Well I wonder who the PE team is because perhaps they see value that exists intrinsically in quality programmers that know how to design software both quickly and at a high quality level and engineer it in a way that it can be built-in iterations and refined into a maintainable system.

For example someone like Joel Spolsky could probably find a way to drive profits from the TW team and so maybe its a programmer that knows business behind the PE money.

Someone like Joel Spolsky would likely stay the hell away from the dirty game that is large-scale consultancy.
TW wastes a lot of money; there are definitely cost cutting opportunities
> They do have teams in Brazil, China, etc, that are cheaper than their US based devs.

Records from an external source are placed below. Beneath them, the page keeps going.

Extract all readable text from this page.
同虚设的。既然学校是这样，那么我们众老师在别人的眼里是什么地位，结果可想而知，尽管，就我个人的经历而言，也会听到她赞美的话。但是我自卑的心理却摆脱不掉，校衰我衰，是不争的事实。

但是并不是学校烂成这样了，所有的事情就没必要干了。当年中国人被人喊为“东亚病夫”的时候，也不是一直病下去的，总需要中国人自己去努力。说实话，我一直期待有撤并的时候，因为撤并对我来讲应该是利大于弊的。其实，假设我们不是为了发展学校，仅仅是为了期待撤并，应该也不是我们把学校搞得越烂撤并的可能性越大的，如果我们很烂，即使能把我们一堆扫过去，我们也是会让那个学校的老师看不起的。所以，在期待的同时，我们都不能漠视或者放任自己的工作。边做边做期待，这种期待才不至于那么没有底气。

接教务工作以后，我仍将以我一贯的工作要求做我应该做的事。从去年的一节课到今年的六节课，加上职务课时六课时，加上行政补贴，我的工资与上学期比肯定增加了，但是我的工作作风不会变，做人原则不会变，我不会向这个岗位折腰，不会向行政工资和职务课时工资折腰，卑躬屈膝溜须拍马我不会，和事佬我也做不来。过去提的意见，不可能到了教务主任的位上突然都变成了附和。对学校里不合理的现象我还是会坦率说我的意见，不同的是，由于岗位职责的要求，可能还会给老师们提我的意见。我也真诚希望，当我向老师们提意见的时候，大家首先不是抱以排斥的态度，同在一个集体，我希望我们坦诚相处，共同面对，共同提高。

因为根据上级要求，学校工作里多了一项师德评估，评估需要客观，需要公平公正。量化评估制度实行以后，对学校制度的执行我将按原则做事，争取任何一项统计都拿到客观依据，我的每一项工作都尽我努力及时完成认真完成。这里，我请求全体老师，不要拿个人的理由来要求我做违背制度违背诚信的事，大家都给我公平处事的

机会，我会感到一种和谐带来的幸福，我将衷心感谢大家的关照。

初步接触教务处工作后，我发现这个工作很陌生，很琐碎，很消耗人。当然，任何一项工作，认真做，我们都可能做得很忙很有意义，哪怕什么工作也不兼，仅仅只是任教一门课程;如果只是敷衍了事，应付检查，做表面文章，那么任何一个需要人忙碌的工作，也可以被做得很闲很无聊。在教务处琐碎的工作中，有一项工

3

They have an office in Bangalore, India too. Or had until a while ago - not checked recently.

They still do.
What is your opinion about the "premium" label?
I have met plenty of very skilled Thoughtworkers. However the consulting model doesn't reward doing things right. It rewards things like selling the "A team", then swapping them out as you sell the next big client. And shortcuts that enable payment milestones, etc. They have zero incentive for what code does, how maintainable it is, etc, after they leave.

TW can deliver well, but you have to manage them closely.

TW can deliver well, but you have to manage them closely.

So closely you might as well just have hired a bunch of contractors and run the project yourself for a fraction of the price?

Not really. The TW devs are mostly guaranteed to be competent without interviews. They also already know how to work together, have a shared idea of tools, methodology, lingo, etc. The "manage closely" part is around watching for people swapouts, architecture shortcuts, etc. That's managing their managers/architects vs the entire team.
From my experience in the last year-and-a-half I would say that the Consulting model is changing to one where the developer team is an outsourced arm from the business yet it's an invaluable part of the business. For example there's a company called clear measure who I believe are looking at driving the bottom line and creating a long-term relationship where growth in the client results in higher profits for the Consulting company through either raising their rates or some other agreement. I know personally as an independent contractor my Approach is to look at how I can affect driving business growth and not so much understanding what the client is asking for as a programming task
> looking at driving the bottom line and creating a long-term relationship

That's always been the case for large-scale consultancy: land a gig and keep it forever, or as long as it will last. It's the small ones who have an incentive to leave quickly, because they don't have the manpower to keep shackled to a single assignment for too long; but the big ones are body-shops, they have a virtually-infinite supply of fresh graduates to place - they will pull all the stops to keep the gig running as long possible.